Se
le pandemie fossero una malattia della mente – e, almeno in parte, non c’è
dubbio che lo siano –, prima del vaccino io mi farei una domanda preliminare:
qual è il trauma originario, il rimosso sottostante?
Forse nel credere, come scrive Nico Orengo in
una bella poesia, che la nostra vita sia in dono, non in prestito, e dunque
possiamo farne quel che ci pare; ma anche dove e quando, ossia tutto. E
subito!
Credere, cioè, che
queste rivendicazioni siano un dato di realtà, e non il frutto di una precisa
ideologia, frutto di un altrettanto circostanziata, e, dunque, storicizzata
realtà economica e produttiva.
Da qui la certezza che
mandare il proprio figlio alla lezione di karate e la figlia a quella di danza
classica (o viceversa, non siamo sessisti) siano diritti inalienabili, almeno
quanto farsi un cafferino con la Sambuca Molinari al bar.
Istituire, per quanto
in forma ipotetica, la connessione qui proposta, ci porta a scorgere una
relazione anche tra la crisi sanitaria in corso e quella ambientale, che sconta
lo stesso atteggiamento.

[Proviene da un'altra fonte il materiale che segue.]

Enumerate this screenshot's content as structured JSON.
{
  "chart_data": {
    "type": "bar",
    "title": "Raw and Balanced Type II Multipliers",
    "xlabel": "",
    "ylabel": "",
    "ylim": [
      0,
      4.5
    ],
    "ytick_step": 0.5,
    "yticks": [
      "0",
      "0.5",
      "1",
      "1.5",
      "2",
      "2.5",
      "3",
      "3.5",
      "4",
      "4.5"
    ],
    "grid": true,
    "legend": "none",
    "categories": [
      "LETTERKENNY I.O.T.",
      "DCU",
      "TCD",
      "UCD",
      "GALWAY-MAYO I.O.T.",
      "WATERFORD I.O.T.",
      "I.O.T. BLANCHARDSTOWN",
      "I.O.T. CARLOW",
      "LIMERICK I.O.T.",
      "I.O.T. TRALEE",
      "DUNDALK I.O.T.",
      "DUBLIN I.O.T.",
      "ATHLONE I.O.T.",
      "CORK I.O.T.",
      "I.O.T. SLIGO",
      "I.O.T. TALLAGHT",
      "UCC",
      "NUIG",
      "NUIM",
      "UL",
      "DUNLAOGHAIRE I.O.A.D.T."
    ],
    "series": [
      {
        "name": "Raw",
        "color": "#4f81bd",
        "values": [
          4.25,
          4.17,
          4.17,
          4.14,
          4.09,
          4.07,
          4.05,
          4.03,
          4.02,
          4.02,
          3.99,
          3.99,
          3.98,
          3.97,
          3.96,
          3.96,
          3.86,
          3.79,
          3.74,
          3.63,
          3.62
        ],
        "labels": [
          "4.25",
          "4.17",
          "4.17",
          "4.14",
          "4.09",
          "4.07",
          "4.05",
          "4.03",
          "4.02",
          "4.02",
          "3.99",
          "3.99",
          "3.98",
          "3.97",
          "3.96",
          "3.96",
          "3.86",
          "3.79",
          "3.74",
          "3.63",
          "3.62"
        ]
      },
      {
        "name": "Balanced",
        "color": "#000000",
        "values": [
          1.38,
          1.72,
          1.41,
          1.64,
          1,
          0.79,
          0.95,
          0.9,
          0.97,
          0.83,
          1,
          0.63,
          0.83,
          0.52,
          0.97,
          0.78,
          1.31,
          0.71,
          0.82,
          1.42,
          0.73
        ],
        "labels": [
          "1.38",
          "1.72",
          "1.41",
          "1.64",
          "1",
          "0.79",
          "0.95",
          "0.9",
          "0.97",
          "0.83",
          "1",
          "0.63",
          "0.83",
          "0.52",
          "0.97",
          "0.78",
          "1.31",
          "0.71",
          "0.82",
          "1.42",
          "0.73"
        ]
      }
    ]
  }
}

D’altronde, lo scriveva già la Bibbia: “siate fecondi
e moltiplicatevi, riempite la terra e soggiogatela, dominate sui pesci del mare
e sugli uccelli del cielo e su ogni essere vivente che striscia sulla terra”
(Genesi 1, 26-28).
Ammettendo tale
vincolo, smette di essere un’eccentrica anomalia la scarsissima diffusione del
contagio in Africa, riportando il problema al cuore della nostra tradizione
culturale. Detto in altre parole, il vulnus psichico si chiama Occidente, di
cui il coronavirus è solo una somatizzazione transitoria.